As of April, Walls and Peaches expected to release their next box in May. Walls had also just leased an additional 2.5 acres with a grant she received from Kellogg’sto expand food production for both Ivy Leaf Farms and Fresh Life Organics. The pair also partnered with Cropswap, a California-based app that connects sustainable farms and consumers, to help with the logistics of distributing the boxes. Through the app, consumers can order, pay and select whether they want to pick up the box at a specified location or have the box delivered to them. Buyers will also have the option to donate a box.

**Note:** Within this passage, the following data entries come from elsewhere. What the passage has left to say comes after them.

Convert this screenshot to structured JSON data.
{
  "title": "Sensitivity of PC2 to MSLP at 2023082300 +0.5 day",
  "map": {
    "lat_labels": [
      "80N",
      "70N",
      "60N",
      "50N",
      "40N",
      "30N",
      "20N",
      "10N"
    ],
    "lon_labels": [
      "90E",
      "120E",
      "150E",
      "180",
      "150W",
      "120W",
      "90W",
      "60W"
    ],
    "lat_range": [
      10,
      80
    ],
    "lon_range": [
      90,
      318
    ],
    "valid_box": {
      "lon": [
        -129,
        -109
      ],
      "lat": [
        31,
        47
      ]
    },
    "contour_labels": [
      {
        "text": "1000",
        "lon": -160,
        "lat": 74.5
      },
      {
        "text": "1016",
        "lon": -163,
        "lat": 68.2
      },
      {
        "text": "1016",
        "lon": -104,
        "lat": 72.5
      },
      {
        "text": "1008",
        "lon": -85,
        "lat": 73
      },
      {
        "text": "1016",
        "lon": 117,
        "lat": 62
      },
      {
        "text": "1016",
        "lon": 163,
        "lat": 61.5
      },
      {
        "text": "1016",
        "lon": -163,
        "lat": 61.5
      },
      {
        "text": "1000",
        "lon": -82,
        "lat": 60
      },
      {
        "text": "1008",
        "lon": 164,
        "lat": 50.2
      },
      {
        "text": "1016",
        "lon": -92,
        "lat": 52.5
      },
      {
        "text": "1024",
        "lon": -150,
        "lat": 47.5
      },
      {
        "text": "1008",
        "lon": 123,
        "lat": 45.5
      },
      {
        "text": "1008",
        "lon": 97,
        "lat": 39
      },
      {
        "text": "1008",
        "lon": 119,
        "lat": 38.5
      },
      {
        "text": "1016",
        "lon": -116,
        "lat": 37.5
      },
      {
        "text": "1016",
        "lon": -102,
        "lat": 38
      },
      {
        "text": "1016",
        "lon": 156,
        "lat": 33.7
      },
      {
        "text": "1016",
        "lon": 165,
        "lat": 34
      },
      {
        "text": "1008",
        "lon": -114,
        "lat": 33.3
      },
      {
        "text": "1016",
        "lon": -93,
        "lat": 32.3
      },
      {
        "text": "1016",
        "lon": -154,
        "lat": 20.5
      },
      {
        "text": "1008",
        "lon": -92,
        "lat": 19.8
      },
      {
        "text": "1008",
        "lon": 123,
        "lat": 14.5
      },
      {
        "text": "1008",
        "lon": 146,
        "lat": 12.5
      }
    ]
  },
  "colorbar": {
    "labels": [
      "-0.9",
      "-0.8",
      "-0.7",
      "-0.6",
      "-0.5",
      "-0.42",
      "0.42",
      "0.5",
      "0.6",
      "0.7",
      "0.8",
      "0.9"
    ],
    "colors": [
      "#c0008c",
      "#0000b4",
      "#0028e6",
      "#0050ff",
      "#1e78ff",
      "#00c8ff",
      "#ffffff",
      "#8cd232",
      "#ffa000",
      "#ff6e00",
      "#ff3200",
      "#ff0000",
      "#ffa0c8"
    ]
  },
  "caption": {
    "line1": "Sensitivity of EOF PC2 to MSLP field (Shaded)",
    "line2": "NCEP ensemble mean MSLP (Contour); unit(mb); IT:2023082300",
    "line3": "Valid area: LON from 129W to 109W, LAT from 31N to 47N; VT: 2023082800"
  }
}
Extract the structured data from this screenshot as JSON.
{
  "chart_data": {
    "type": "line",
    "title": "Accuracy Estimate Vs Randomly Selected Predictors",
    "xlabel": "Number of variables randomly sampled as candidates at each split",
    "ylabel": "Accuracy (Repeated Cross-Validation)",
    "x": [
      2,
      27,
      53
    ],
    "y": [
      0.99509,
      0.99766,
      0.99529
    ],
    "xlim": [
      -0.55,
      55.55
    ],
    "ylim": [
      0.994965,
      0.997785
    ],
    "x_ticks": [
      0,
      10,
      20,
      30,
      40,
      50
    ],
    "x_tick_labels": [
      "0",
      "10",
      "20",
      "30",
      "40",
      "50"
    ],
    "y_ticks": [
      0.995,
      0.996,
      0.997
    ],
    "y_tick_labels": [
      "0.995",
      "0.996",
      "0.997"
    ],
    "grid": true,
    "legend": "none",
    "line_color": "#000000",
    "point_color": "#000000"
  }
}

Because Walls and Peaches can hire their own delivery drivers, the partnership gives them another opportunity to create jobs in the community.
Walls and Peaches hope that Black Farmer Box can become something that can be replicated in other food desert communities, but even by joining forces, they know they alone can’t feed the entire Sunnyside community, so their goal is to bring attention to the neighborhood in hopes that it gets a grocery store. “This shouldn’t be our reality,” said Walls. “It’s silly to think that there’s only one grocery store for upwards of 20,000 people.”
In the meantime, people can support their efforts by becoming more aware of their local food desert communities and supporting the farmers there. If people buy 10% to 15% of their produce from urban farmers and gardeners, that will also go a long way.
Said Peaches: “When you donate to us, you’re not donating to Jeremy Peaches or Ivy Walls, you’re creating a job for someone like [my brother] who manages this warehouse and has his own business, his own product, his own farm within a year of doing the Black Farmer Box. When people buy his eggs, he’s going back to feed his family. Now he’s a contributor to the community.”